Ser eclécticos no significa, necesariamente, perder la identidad o ese sentido de la historicidad que tanto me gusta del marxismo. Y lo que es mucho mejor, mirándolo desde el punto de vista de la psicología, la personalidad es la manera en que manifestamos lo que nos incide de afuera.
De todos tomamos algo, porque la educación que recibimos desde la más tierna edad, desde la casa y a lo largo de nuestra vida, no viene de una sola persona, sino de muchísimas.
Lo que las influencias y los modelos a imitar nos dejan la posibilidad de elegir cómo vamos a ser según nuestros estados de ánimos y la periodización de las edades, de manera consciente e inconsciente.
Y sin embargo, no perdemos la esencia de "eso" que somos, ni de lo que quisimos ser. Ah, porque uno no nace "siendo" sino que se va construyendo a sí mismo en la medida que esa relación con el "otro", con el medio social, se va profundizando.
Lo mismo ocurre con la cultura. O cualquier otra cosa creada por el hombre. Y me gustaría referirme a la arquitectura, y en especial, a la ciudad. A ese patrimonio que tanto intentamos cuidar y que los más conservadores tratan de alejar de los embates del eclecticismo.
Esas personas no tienden a pensar con profundidad en el asunto del patrimonio, ni en la verdadera esencia del eclecticismo. No quiero sentar cátedra ni parecer petulante, pero ese fenómeno, como la globalización, son, a mi juicio, necesarios.
Como bien dijera Jorge Luis Borges, "nadie puede querer ser contemporáneo, pues somos irremediablemente contemporáneos". Y asumo esa frase y cambio palabras para quedarme con la idea de que nadie puede negar ser ecléctico, porque si somos contemporáneos por naturaleza, no podemos prohibirnos el deseo de dejar presencia de ese “hoy” en la estera del tiempo y de la historia. Porque es también una necesidad natural.
De esa necesidad se nutre, en esencia, la cultura. Lo que hace el hombre y deja una huella imperecedera sobre el paso el tiempo.
Ahora bien, ser ecléctico en arquitectura, no quiere decir quitar para poner algo nuevo, ni el llamado cortar y pegar que tanto usamos en la computación de estos tiempos. No, vendría a ser, a mi juicio, una suerte de acto de enriquecer lo ya existente. O de, en algunos casos, cambiar lo que ya va en detrimento a pesar de su importancia histórica.
Sé que hay edificaciones que, a pesar de su valor patrimonial, ya no resisten más el embate de la naturaleza y se hace menester demolerlos y construir algo más en su lugar. Por supuesto, que no sería algo escandalosamente contemporáneo, sino que responda a la propia historia del entorno, pero sin repetir los antiguos cánones de belleza y distribución espacial.

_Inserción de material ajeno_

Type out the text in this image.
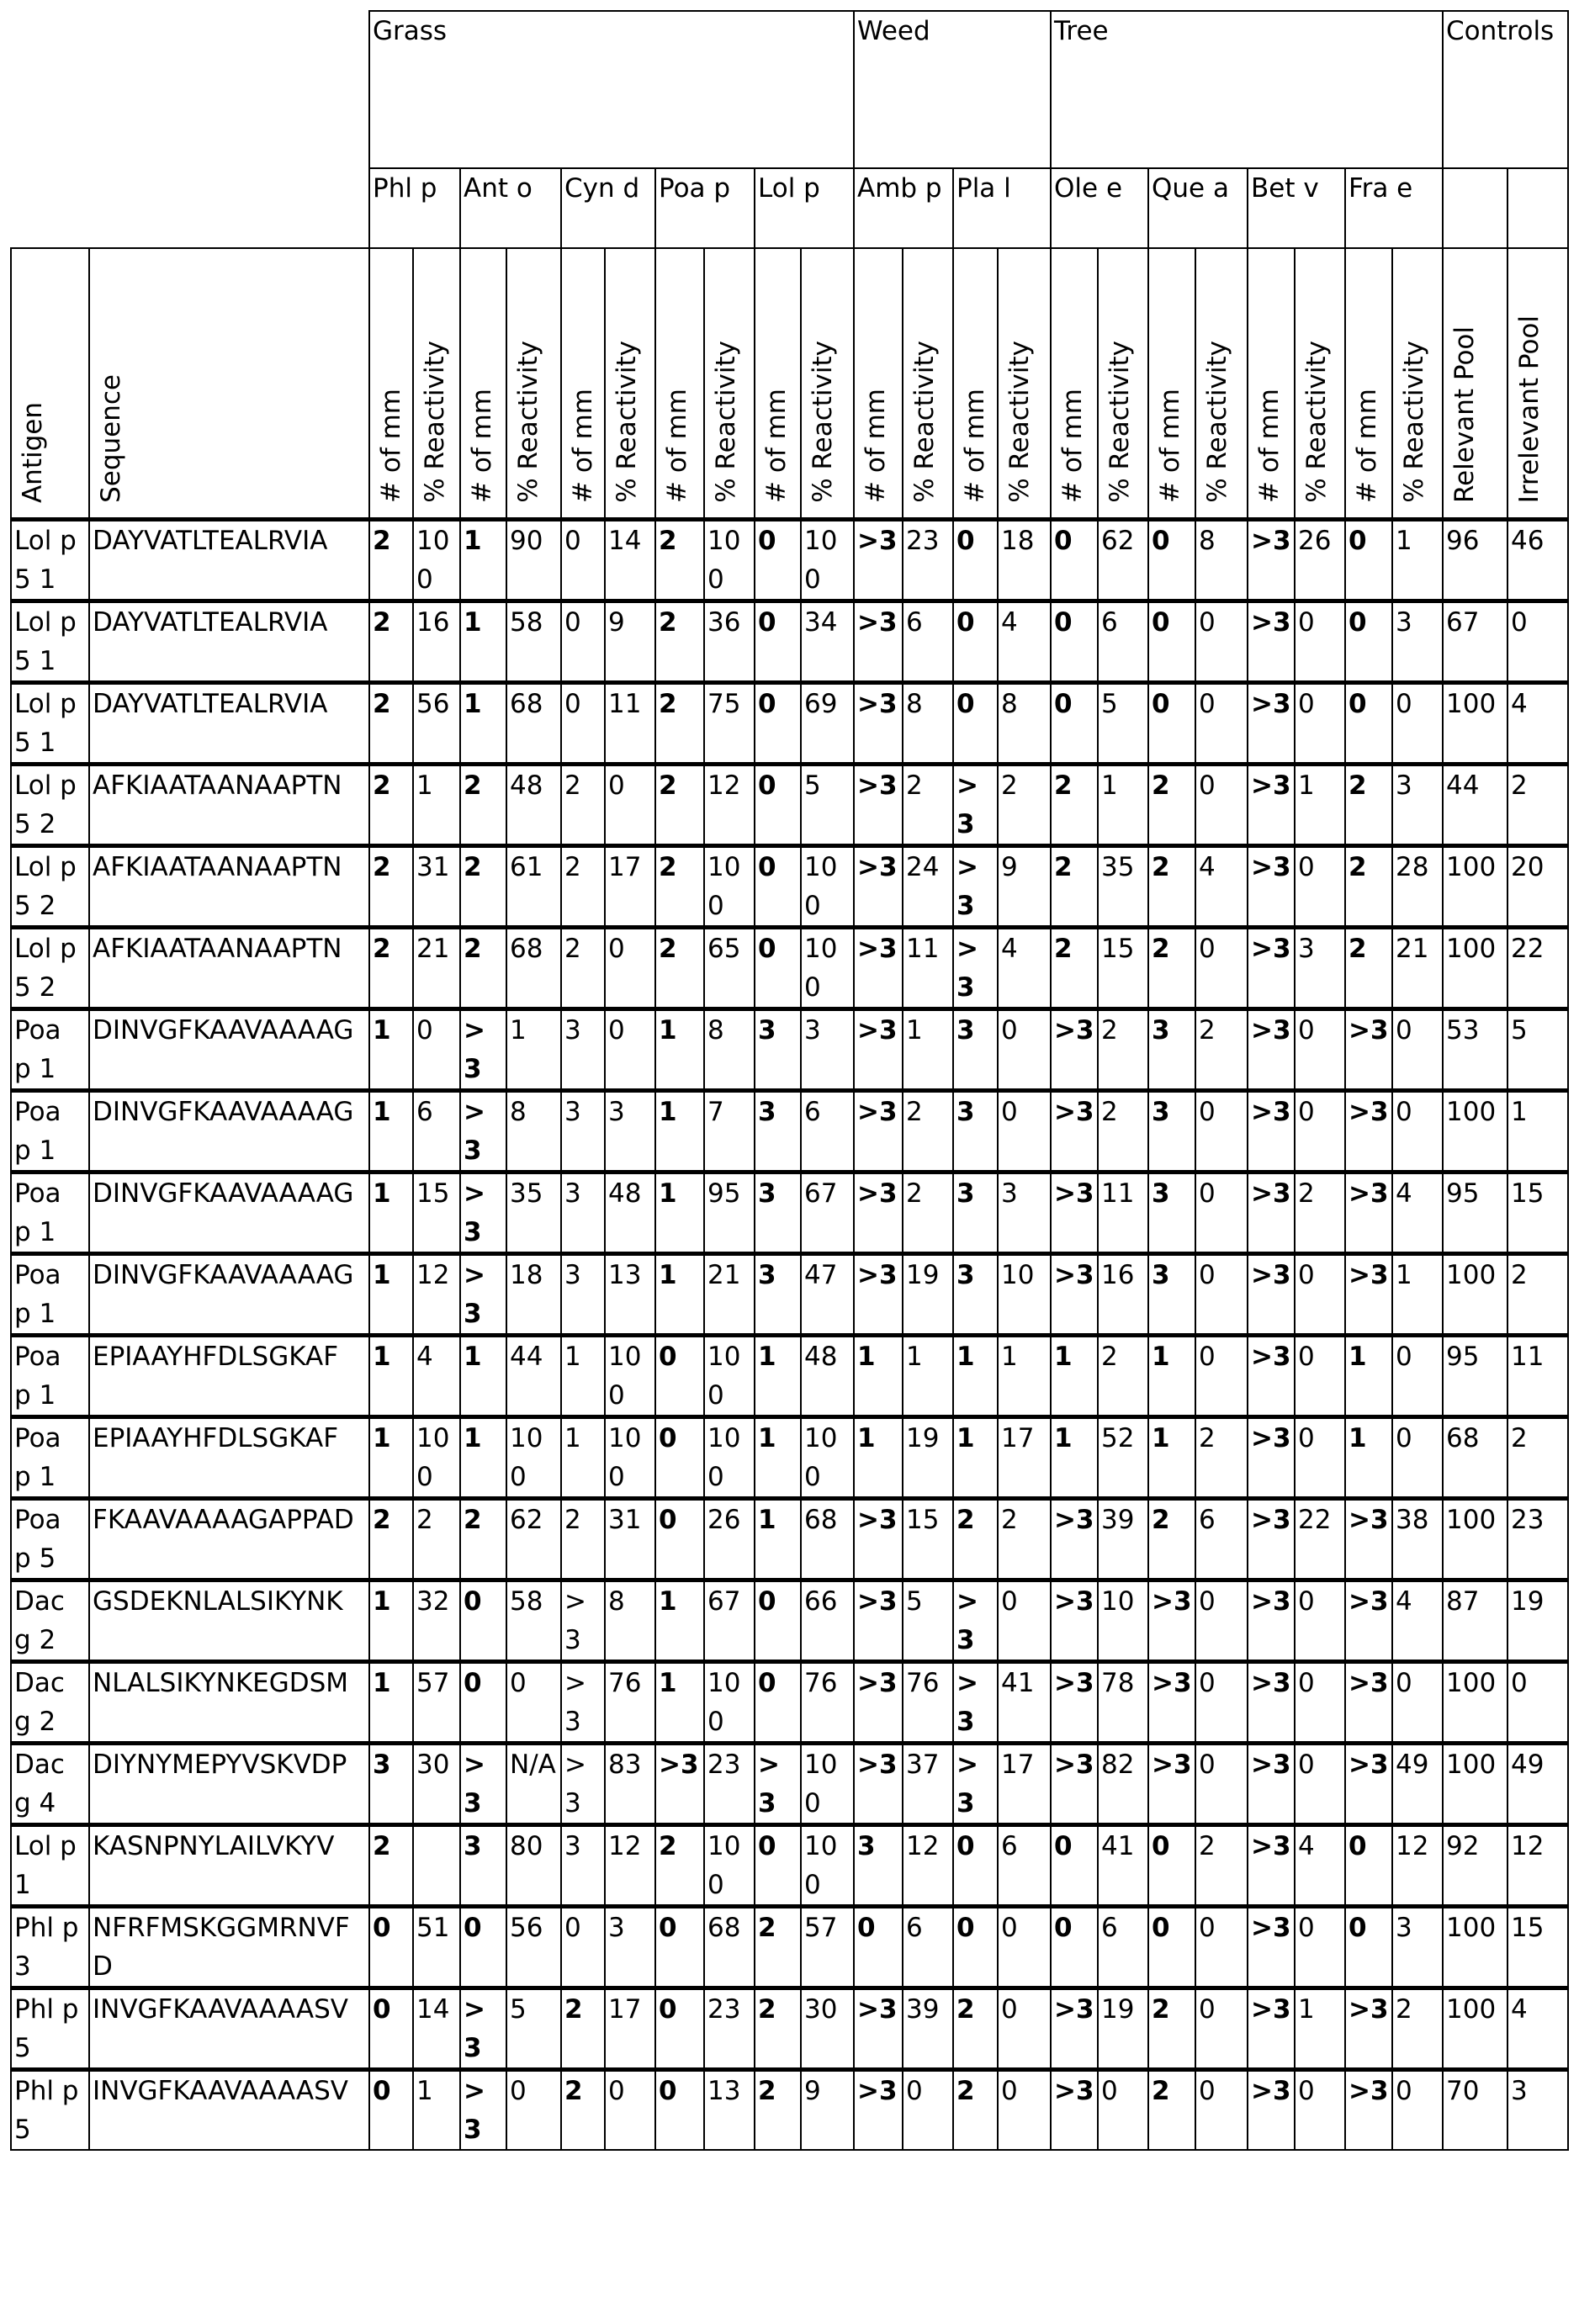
	Grass	Weed	Tree	Controls
	Phl p	Ant o	Cyn d	Poa p	Lol p	Amb p	Pla l	Ole e	Que a	Bet v	Fra e		
Antigen	Sequence	# of mm	% Reactivity	# of mm	% Reactivity	# of mm	% Reactivity	# of mm	% Reactivity	# of mm	% Reactivity	# of mm	% Reactivity	# of mm	% Reactivity	# of mm	% Reactivity	# of mm	% Reactivity	# of mm	% Reactivity	# of mm	% Reactivity	Relevant Pool	Irrelevant Pool
Lol p 5 1	DAYVATLTEALRVIA	2	100	1	90	0	14	2	100	0	100	>3	23	0	18	0	62	0	8	>3	26	0	1	96	46
Lol p 5 1	DAYVATLTEALRVIA	2	16	1	58	0	9	2	36	0	34	>3	6	0	4	0	6	0	0	>3	0	0	3	67	0
Lol p 5 1	DAYVATLTEALRVIA	2	56	1	68	0	11	2	75	0	69	>3	8	0	8	0	5	0	0	>3	0	0	0	100	4
Lol p 5 2	AFKIAATAANAAPTN	2	1	2	48	2	0	2	12	0	5	>3	2	>3	2	2	1	2	0	>3	1	2	3	44	2
Lol p 5 2	AFKIAATAANAAPTN	2	31	2	61	2	17	2	100	0	100	>3	24	>3	9	2	35	2	4	>3	0	2	28	100	20
Lol p 5 2	AFKIAATAANAAPTN	2	21	2	68	2	0	2	65	0	100	>3	11	>3	4	2	15	2	0	>3	3	2	21	100	22
Poa p 1	DINVGFKAAVAAAAG	1	0	>3	1	3	0	1	8	3	3	>3	1	3	0	>3	2	3	2	>3	0	>3	0	53	5
Poa p 1	DINVGFKAAVAAAAG	1	6	>3	8	3	3	1	7	3	6	>3	2	3	0	>3	2	3	0	>3	0	>3	0	100	1
Poa p 1	DINVGFKAAVAAAAG	1	15	>3	35	3	48	1	95	3	67	>3	2	3	3	>3	11	3	0	>3	2	>3	4	95	15
Poa p 1	DINVGFKAAVAAAAG	1	12	>3	18	3	13	1	21	3	47	>3	19	3	10	>3	16	3	0	>3	0	>3	1	100	2
Poa p 1	EPIAAYHFDLSGKAF	1	4	1	44	1	100	0	100	1	48	1	1	1	1	1	2	1	0	>3	0	1	0	95	11
Poa p 1	EPIAAYHFDLSGKAF	1	100	1	100	1	100	0	100	1	100	1	19	1	17	1	52	1	2	>3	0	1	0	68	2
Poa p 5	FKAAVAAAAGAPPAD	2	2	2	62	2	31	0	26	1	68	>3	15	2	2	>3	39	2	6	>3	22	>3	38	100	23
Dac g 2	GSDEKNLALSIKYNK	1	32	0	58	>3	8	1	67	0	66	>3	5	>3	0	>3	10	>3	0	>3	0	>3	4	87	19
Dac g 2	NLALSIKYNKEGDSM	1	57	0	0	>3	76	1	100	0	76	>3	76	>3	41	>3	78	>3	0	>3	0	>3	0	100	0
Dac g 4	DIYNYMEPYVSKVDP	3	30	>3	N/A	>3	83	>3	23	>3	100	>3	37	>3	17	>3	82	>3	0	>3	0	>3	49	100	49
Lol p 1	KASNPNYLAILVKYV	2		3	80	3	12	2	100	0	100	3	12	0	6	0	41	0	2	>3	4	0	12	92	12
Phl p 3	NFRFMSKGGMRNVFD	0	51	0	56	0	3	0	68	2	57	0	6	0	0	0	6	0	0	>3	0	0	3	100	15
Phl p 5	INVGFKAAVAAAASV	0	14	>3	5	2	17	0	23	2	30	>3	39	2	0	>3	19	2	0	>3	1	>3	2	100	4
Phl p 5	INVGFKAAVAAAASV	0	1	>3	0	2	0	0	13	2	9	>3	0	2	0	>3	0	2	0	>3	0	>3	0	70	3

Es necesario respetar, pero también transgredir. Tomar de varias cosas lo mejor. O hacer muchas cosas con formas disímiles en un mismo entorno. Y eso no le resta sentido a lo patrimonial ni afecta a la identidad de un pueblo.
He caminado por las calles de una ciudad que son tan modernas, que solo me dan deseos de ansiar algún poco de historia. Unas casas de años atrás, un arco barroco, algunas vigas desgastadas y soportando aun lo que un día fue bello, entre otros detalles que forman el patrimonio histórico.
O viceversa. He andado por ciudades netamente a la antigua, que me piden a gritos, espacios y construcciones más modernas. Como para ir refrescando, sin perder la identidad del lugar donde estoy, pero recordando siempre que estoy en el presente, en el “hoy”, y no en una máquina del tiempo.
Ser eclécticos no debería ser una fobia. Y si existe, debería coexistir una cura para ella. Porque se hace necesario que los que toman decisiones importantes sobre el presente y futuro de una ciudad, no le tengan miedo a seguir el camino selectivo de la naturaleza, y colocar lo nuevo, lo contemporáneo, en lugar de lo falleciente. A la larga, nuestros sucesores, como yo en este momento, lo agradecerán.